Business forecasters at the University of California, Los Angeles (UCLA) say the economic impact of the last week's terrorist attacks will probably be minor. The economists say disruptions in air transit and a possible rise in oil prices pose a more serious threat to the U.S. economy.
UCLA economist Christopher Thornberg says the terrorist attacks had a major political impact, but little financial effect on U.S. business. He said, "They have changed the focus of our government. We went from looking internally to looking externally again. They've obviously had a huge human toll, the suffering and the loss suffered by so many people. But the economic impact is really negligible." Mr. Thornberg and his colleagues looked at natural disasters that caused damage comparable to the damage in New York.
Economist Edward Leamer says the economic impact of those natural disasters was limited. "For example," he said, "Hurricane Andrew did $40 billion worth of damage [in 1992] to the state of Florida. That affected earnings in the quarter in which it occurred, but by the next quarter, the state of Florida was fully recovered in terms of their earnings and gross state product."
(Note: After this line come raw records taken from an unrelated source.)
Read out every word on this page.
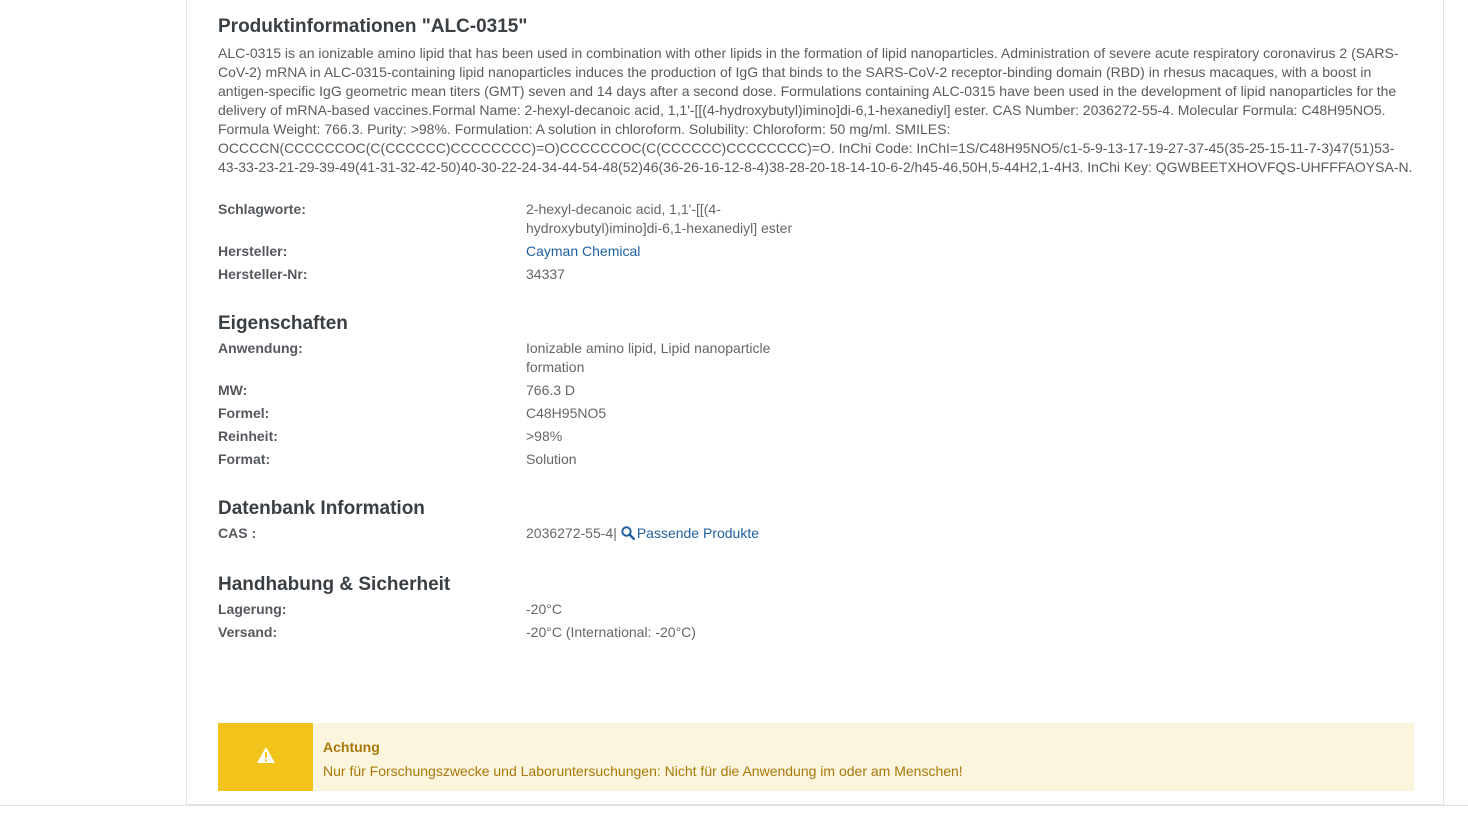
Produktinformationen "ALC-0315"

ALC-0315 is an ionizable amino lipid that has been used in combination with other lipids in the formation of lipid nanoparticles. Administration of severe acute respiratory coronavirus 2 (SARS-CoV-2) mRNA in ALC-0315-containing lipid nanoparticles induces the production of IgG that binds to the SARS-CoV-2 receptor-binding domain (RBD) in rhesus macaques, with a boost in antigen-specific IgG geometric mean titers (GMT) seven and 14 days after a second dose. Formulations containing ALC-0315 have been used in the development of lipid nanoparticles for the delivery of mRNA-based vaccines.Formal Name: 2-hexyl-decanoic acid, 1,1'-[[(4-hydroxybutyl)imino]di-6,1-hexanediyl] ester. CAS Number: 2036272-55-4. Molecular Formula: C48H95NO5. Formula Weight: 766.3. Purity: >98%. Formulation: A solution in chloroform. Solubility: Chloroform: 50 mg/ml. SMILES: OCCCCN(CCCCCCOC(C(CCCCCC)CCCCCCCC)=O)CCCCCCOC(C(CCCCCC)CCCCCCCC)=O. InChi Code: InChI=1S/C48H95NO5/c1-5-9-13-17-19-27-37-45(35-25-15-11-7-3)47(51)53-43-33-23-21-29-39-49(41-31-32-42-50)40-30-22-24-34-44-54-48(52)46(36-26-16-12-8-4)38-28-20-18-14-10-6-2/h45-46,50H,5-44H2,1-4H3. InChi Key: QGWBEETXHOVFQS-UHFFFAOYSA-N.

Schlagworte:	2-hexyl-decanoic acid, 1,1'-[[(4-hydroxybutyl)imino]di-6,1-hexanediyl] ester
Hersteller:	Cayman Chemical
Hersteller-Nr:	34337
Eigenschaften
Anwendung:	Ionizable amino lipid, Lipid nanoparticle formation
MW:	766.3 D
Formel:	C48H95NO5
Reinheit:	>98%
Format:	Solution
Datenbank Information
CAS :	2036272-55-4| Passende Produkte
Handhabung & Sicherheit
Lagerung:	-20°C
Versand:	-20°C (International: -20°C)
Achtung
Nur für Forschungszwecke und Laboruntersuchungen: Nicht für die Anwendung im oder am Menschen!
Another natural disaster, California's Northridge earthquake, caused $23 billion damage in 1994; but the economist says California also recovered in just one quarter.
The devastation in New York and Washington was not caused by acts of nature. The damage was the result of terrorist attacks, and U.S. officials have called them acts of war. With the nation preparing for war, some economists worry U.S. consumer confidence could be shaken.
Economist Edward Leamer believes consumers are not that fragile. Moreover, he insists that recessions are not caused by fluctuations in consumer confidence but by cutbacks in business investment in the wake of declining profits.
He notes the United States is in an economic downturn based on the recent decline of the high-tech sector. He says the downturn was expected and should only last two quarters.
But he warns that excessive restrictions on air transport would have a long-lasting effect on the U.S. economy. Mr. Leamer said, "We cannot let the systems for delivering parts fundamentally affect our supply chains and cause idled work because we can't get parts to the right places, and we can't interrupt business travel."
The UCLA economists say possible disruptions in the oil supply could also cause a prolonged recession. The forecasters say higher oil prices combined with restrictions on air transit would raise the cost of doing business and could lead to a serious downturn in the U.S. economy. But they say the damage done in last week's terrorist attacks is not in itself enough to cause a recession.